19 Ocak 2012 Perşembe

A Tale of Two Cities / Charles Darney ve Sydney Carton'ın Portresi


''Her insanın bir diğeri için derin bir sır ve gizem olduğunu düşünmek olağanüstü bir şeydir.''

Dickens, ilk kez 18 yaşımda okuduğum A Tale of Two Cities'de açlıktan bir deri bir kemik kalmış insanların, yolun bir tarafından diğerine gerilmiş olan makaralı iplerle adam asacakları bir dönemin Paris'inden Londra'ya uzanacak olan hikayesinde bunları söylüyor. Makaralar aşağı çekilecek ve karanlık aydınlanacak, ancak şimdilik elle tutulabilir tek şey yoksulluk ve sefaletken bu biraz zaman alacak.

Önceliğimiz Kuzey Kulesi, Yüz Beş!
Uzun süre kilit altında yaşadıktan sonra salıverilen bu adam adını sorduklarında böyle cevap veriyor. Kuzey Kulesi, Yüz beş. Şimdilerde ayakkabı yapıyor, yani O'nu ilk gördüğümde genç bir hanım için yürüyüş ayakkabısı yaptığını söylemişti. Artık tutuklu değildi ancak yine de kilit altında yaşamaya devam ediyordu. Peki neden?
''Neden mi? Çünkü o kadar uzun süre kilit altında yaşadı ki eğer kapısı açık bırakılırsa korkabilir, çıldırabilir, kendini parçalayabilir, ölebilir ya da daha başka şeyler olabilir.''
Neyse ki altın sarısı saçlarıyla kızının bukleleri boynundan aşağı dökülmüştü de bunların hiçbirisine gerek kalmamıştı. Neyse ki! Bay Manette ya da Doktor Manette diyeceğiz artık O'na. Kızı Lucie öyle istiyor çünkü.

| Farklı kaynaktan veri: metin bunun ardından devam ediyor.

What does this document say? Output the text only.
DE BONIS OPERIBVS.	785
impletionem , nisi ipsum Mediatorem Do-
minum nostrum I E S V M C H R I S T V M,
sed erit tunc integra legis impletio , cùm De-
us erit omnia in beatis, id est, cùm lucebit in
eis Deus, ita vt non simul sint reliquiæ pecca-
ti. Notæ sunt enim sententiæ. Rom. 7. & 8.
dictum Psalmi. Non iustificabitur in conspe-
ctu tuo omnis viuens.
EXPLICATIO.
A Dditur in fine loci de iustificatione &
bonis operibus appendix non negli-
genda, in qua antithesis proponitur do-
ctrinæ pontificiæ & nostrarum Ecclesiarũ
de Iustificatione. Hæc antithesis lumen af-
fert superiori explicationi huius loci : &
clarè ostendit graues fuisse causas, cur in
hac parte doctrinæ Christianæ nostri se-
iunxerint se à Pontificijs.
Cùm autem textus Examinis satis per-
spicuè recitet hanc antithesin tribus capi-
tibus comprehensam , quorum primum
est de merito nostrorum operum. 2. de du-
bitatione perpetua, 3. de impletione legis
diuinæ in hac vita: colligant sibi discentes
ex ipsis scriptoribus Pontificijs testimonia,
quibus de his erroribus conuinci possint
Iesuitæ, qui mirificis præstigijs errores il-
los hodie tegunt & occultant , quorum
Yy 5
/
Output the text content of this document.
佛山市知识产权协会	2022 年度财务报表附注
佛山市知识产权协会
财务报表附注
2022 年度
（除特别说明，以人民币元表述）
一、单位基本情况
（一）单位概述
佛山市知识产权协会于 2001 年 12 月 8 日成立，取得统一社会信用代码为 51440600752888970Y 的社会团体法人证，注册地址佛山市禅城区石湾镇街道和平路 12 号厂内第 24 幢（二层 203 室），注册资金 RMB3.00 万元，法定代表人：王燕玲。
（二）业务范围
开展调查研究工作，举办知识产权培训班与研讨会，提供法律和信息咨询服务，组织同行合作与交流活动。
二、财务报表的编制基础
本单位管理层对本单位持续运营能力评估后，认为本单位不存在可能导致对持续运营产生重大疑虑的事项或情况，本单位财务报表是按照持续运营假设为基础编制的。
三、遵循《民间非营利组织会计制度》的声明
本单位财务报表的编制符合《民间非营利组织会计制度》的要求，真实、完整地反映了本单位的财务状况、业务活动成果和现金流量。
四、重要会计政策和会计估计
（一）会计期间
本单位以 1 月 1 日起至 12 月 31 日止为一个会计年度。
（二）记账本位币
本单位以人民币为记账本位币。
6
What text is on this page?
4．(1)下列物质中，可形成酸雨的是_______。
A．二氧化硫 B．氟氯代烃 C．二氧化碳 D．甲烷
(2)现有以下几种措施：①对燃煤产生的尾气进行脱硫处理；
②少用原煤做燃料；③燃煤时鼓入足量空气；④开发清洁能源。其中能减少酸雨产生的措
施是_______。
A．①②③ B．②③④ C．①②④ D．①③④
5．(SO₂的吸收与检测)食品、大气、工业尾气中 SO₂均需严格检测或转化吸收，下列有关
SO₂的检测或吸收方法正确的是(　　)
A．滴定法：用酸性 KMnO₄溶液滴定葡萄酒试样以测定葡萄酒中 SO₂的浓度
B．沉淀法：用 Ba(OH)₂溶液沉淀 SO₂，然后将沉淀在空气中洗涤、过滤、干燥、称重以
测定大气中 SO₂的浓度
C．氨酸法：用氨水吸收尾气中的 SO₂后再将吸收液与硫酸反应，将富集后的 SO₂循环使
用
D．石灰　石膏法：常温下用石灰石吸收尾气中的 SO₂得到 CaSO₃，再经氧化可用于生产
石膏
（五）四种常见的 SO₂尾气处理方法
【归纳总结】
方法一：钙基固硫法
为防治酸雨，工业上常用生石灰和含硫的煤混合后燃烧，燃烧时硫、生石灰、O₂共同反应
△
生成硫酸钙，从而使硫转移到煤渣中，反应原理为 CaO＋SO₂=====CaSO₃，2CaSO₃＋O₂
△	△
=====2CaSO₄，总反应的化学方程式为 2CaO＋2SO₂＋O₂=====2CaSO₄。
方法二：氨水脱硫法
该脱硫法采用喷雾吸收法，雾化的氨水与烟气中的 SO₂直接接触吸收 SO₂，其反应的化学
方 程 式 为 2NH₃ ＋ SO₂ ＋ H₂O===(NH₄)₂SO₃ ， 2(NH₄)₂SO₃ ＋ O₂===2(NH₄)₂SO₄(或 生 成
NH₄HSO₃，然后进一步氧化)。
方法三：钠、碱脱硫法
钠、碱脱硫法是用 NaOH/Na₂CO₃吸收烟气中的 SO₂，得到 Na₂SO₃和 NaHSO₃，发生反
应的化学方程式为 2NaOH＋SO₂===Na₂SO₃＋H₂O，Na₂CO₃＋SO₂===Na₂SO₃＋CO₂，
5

Doktoru oradan kurtardığımıza göre beş yıl sonrasına gidiyoruz. Şimdiki önceliğimiz 'Ulu, haşmetli, yüce prense, efendi hazretlerine' ihanetle suçlanan bu yakışıklı ve uzun saçları ensesinde siyah bir kurdeleyle toplanan beyefendi olmalıdır. Charles Darney o saçlara sahip olduğu sürece her fırsatta ondan söz edebilirim. Casusluk! Ancak elbette, kendinden emin duruşuyla bir parça sinir bozucu görünen bu adam suçlamaları reddediyor. Şimdilik tek kaygısı duruşma salonundaki Bayan Lucie'nin solgun yüzü... Aynı kaygıyı taşıyan bir adam daha var orada ancak onu da şimdilik kimse bilmiyor.
Vatana ihanet davası o yıllarda görülüyorsa sonuç asla değişmez. Bu yüzden Jerry'nin;
''Yani suçlu bulunursa demek istiyorsunuz'' sözü bir şey ifade etmiyor.
''Ohoo! Suçlu bulacaklar, merak etme!'' İşte bu cümleyse her şeyi özetliyor.

''Önce az biraz asarlar, sonra aşağıya indirip canlı canlı dilimlerler, ardından adam hala hayattayken kendisine yapılanları kendi gözüyle görürken içini dışına çıkartıp yakarlar, sonra kafasını uçururlar. En sonunda da dörde bölerler, cezası budur.''

Bu saygıdeğer beyefendiyle -özür dilerim tutukluyla- Bay Carton'ın pasaklı görünüşü ve tavırlarındaki kayıtsızlık bir yana bırakılırsa görenleri şaşkına çeviren bir benzerlik vardı. Çok sonraları ''Merhamet dolu bir yüreğe sahip Sydney Carton'ın varlığı..'' diye söz edeceğim kendisinden, 3 yıl önce de yaptığım gibi. Ancak o zaman o rutubetli mahkeme salonundan ve her ikisinin de görüntülerini yansıtan tavan aynasından kurtulmuş olacağız.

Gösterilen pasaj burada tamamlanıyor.